NORMAN, Okla. -- Surrounded by cameras and microphones with his back pressed against the wall, Austin Kendall answered questions with a calm, confident demeanor that belies the mental image that comes to mind when thinking of a true freshman.
It was a short glimpse of the true freshman quarterback that makes it easy to see why Oklahoma feels better about its backup quarterback situation behind Baker Mayfield than it did when the spring began.
"Austin, that dude right there is a player ... he came in ready to work," safety Steven Parker said. "He's a workhorse. He's more mature than most freshmen I've seen."
Kendall, an early enrollee who is in his first college semester, capped off his first spring in Norman, Oklahoma, with mediocre numbers during a spring game marred by windy conditions, finishing 8-of-17 for 52 yards. But he displayed poise, accuracy (he had multiple dropped passes), and surprising mobility to help reaffirm the growing confidence the coaching staff has in the ESPN300 signee.
"He's been more than we could have expected," coach Bob Stoops said. "He's got a lot of poise, maturity to him and a lot of confidence. He did really well, like he did most of the spring."
The quarterback position behind Baker Mayfield was a major question mark heading into the spring, but Kendall's performance made offensive coordinator Lincoln Riley's comfort level with him behind center skyrocket during spring drills.
"It's pretty high right now," Riley said. "He just gets better and better. He's pretty smart about the chances to take. It was good to see the look in his eye today when we were in front of a lot of people. Here's a kid who should be getting ready for prom, and he's playing in front of a great crowd and he handled it great."
The departure of Trevor Knight, who was named Texas A&M's starter on Monday, and Cody Thomas, who elected to focus on baseball, left Oklahoma with a hole behind Mayfield, one of the favorites for the Heisman Trophy heading into 2016. Kendall went a long way to silencing those concerns with a spring that exceeded expectations in a lot of ways.

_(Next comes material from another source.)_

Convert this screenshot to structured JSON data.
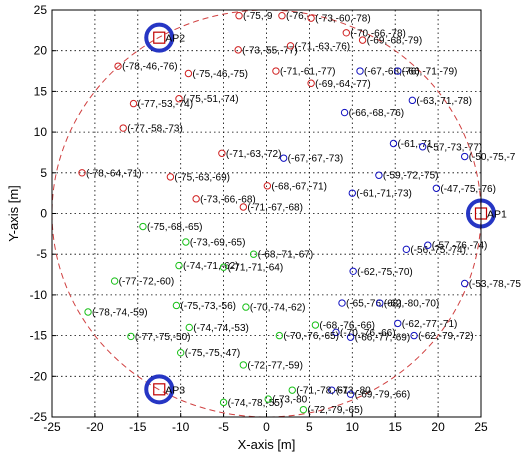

"Once I got here and in the system, I felt comfortable," Kendall said. "Now, with practices, scrimmages and the spring game, I feel comfortable. If my name gets called I'm confident I can get the job done. Coach Riley says always prepare to be in there every down and I'm going to be next to him [on the sideline] every single play and be ready if anything happens."
The Sooners had confidence in the No. 182 player in the 2016 ESPN300 heading into the spring. After all, they signed him for a reason. Yet, seeing him actually do it on the field should keep Oklahoma from pushing the panic button during the summer because of a concern about the No. 2 quarterback.
"You never really know how they're going to react that first time [on the field], and so today was just a great step for him," Riley said. "He's been very, very steady all spring. He missed a few things today ... but he's a little better than I thought physically. He's shown the ability to get out of things a little bit more. We felt like coming in, he was a really good thrower and he's shown nothing but that."
Despite his fearless style and love for mixing it up with defenders, Mayfield started every game for the Sooners in 2015 (although he missed the second half against TCU after a concussion). Only West Virginia's Skyler Howard and Texas Tech's Patrick Mahomes joined Mayfield as Big 12 quarterbacks to start every game a year ago, a sign that the backup quarterback position is a critical piece to a Big 12 title run. Thus, finding a quality backup that would ensure the Sooners didn't have to completely revamp the offense without Mayfield was a key to the spring, and Kendall passed the test with flying colors.
"We've been really happy with how just mentally he's progressed," Riley said. "He's really bought in."